Das war die Richtige Fährte. Blaue Fähnchen an Bäumen und
Sträuchern stimmten mich zuversichtlich und siehe da – Wir fanden die
Petroglyphen. Nun ist es leider so, dass auch bei diesem uralten Kulturgut der
Staat komplett versagt und diese Zeugnisse einer längst vergangenen
Zivilisation mir nichts, dir nichts verwittern lässt! Da wird absolut nichts
konserviert, geschützt, eingezäunt. Es war nicht ganz einfach, noch etwas zu
erkennen, aber es handelt sich offenbar um Symbole, Tiere und menschenähnliche
Gestalten. Die Recherche im Internet blieb bis heute leider erfolglos.
Trotzdem. Ich war glücklich und zufrieden, endlich diese Petroglyphen gefunden
zu haben! Nachdem leider keine Zeit war, die Petroglyphen am Baikalsee zu
suchen mit dem Kamerateam.
Auf dem
Rückweg machten wir Larisa zu Liebe einen Umweg und fuhren mit dem Magirus
durch das ganze Dorf.
So konnte sie auch endlich in die Gärten der anderen
Menschen schauen. Die Wände drumherum sind nämlich recht hoch, aber eben, vom
Lastwagen aus geht’s schon. Nach diesem erfolgreichen Ausflug kehrten wir zu
Larisas Haus zurück und ich konnte mit Sascha den Anschlag der Federung reparieren
und schweissen. Dieser war gerissen und verbog sich bedenklich. Aber danach war
wieder alles in Ordnung.
Das
Nachtessen diesen Abend bereitete ich zu.
Es gab Käserösti mit Spiegeleier. Sie
fanden es lecker, aber etwas ungewohnt. Nach dem Nachtessen verzog sich Maya in
ihre Gemächer, sie hatte noch viel zu arbeiten mit Foto sortieren und Tagebuch
schreiben. Ich sass mit Larisa den ganzen Abend wieder mal in der Küche und wir
redeten viel.
Sie wollte eine Menge über die Schweiz wissen, da sie sich zwischenzeitlich
im Internet schlau gemacht hatte über unser Heimatland. Das fand ich total
schön! Und ich schaffte es sogar noch einigermassen rechtzeitig ins Bett. Wir
wollen morgen früh losfahren.
Es war
Sonntag der 28. August und wir konnten tatsächlich wie vorgehabt um acht Uhr
losfahren. Natürlich nicht, ohne dass wir noch frische Kartoffeln und Gemüse
aus dem Garten erhielten. Und einen Glücksbringer für die Reise im Wagen. Unser
erstes Ziel war heute das Dorf Maksimikha am See, etwas südlich von Ust-Barguzin.

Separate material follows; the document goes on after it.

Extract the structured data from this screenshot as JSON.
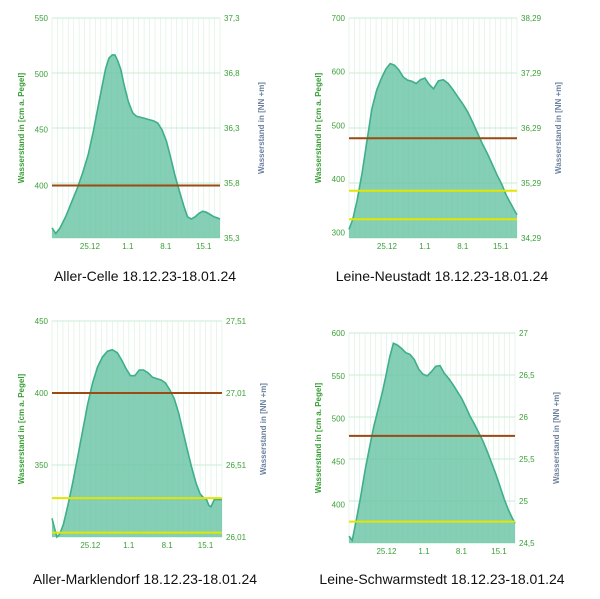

Dort befindet sich das Kulturzentrum des Künstlers und Malers Shelkonikow.
Das
Eingangsportal ist einer kosakischen Festung nachempfunden. Drinnen bekamen wir
eine kundige Führung durch das Museum, wo viele bekannte und unbekannte
Gegenstände des täglichen Lebens verschiedener Epochen ausgestellt sind. Wir
schauten uns auch die Kirche an, welche wie das Haus ohne metallene Nägel und
Schrauben zusammengebaut wurde. Ebenfalls ganz im Stil der Kosaken aus dem 17.
Jhd. Es ist dem Künstler ein Anliegen, das alte Handwerk zu bewahren und die
Geschichte Sibiriens aufrecht zu erhalten. Im Park gibt es einen endemischen
Pflanzengarten, alles fein säuberlich beschriftet. Nur die Kunstwerke
Shelkonikow sahen wir nirgends.
Und weil das
Wetter an diesem Tag gerade so prächtig war und vorallem fast kein Wind ging,
beschlossen wir, in der Nähe einen netten Platz am Baikal zu suchen. Und wie
wir fündig wurden! Bei einer kleinen touristischen Anlage, leicht oberhalb vom
See.
Da die Saison vorbei war, gab es nur noch vereinzelte russische
Tagestouristen und vom Besitzer erhielt ich lediglich seine E-Mailadresse und
einen weiteren Tipp für heisse Quellen im Barguzin-Tal. Es war erst Mittag und
so konnten wir den ganzen Nachmittag am Sandstrand geniessen, baden, faulenzen
und den Tag passieren lassen. Gegen Abend hatten sich dann alle Tagesausflügler
verzogen und der Strand sowie der prächtige Sonnenuntergang gehörte uns
alleine.
Am nächsten
Morgen frühstückten wir direkt am See und beschlossen, grad noch einen Tag hier
zu bleiben. Das Wetter zeigte sich von seiner besten Seite, Wind gab es auch
nicht. Und wieder den ganzen Tag faulenzen, Blog- und Tagebuch schreiben,
baden, sonnen...
Bis dann im
Verlaufe des Nachmittages ein deutscher Offroader mit Wohnanhänger (!) zufuhr.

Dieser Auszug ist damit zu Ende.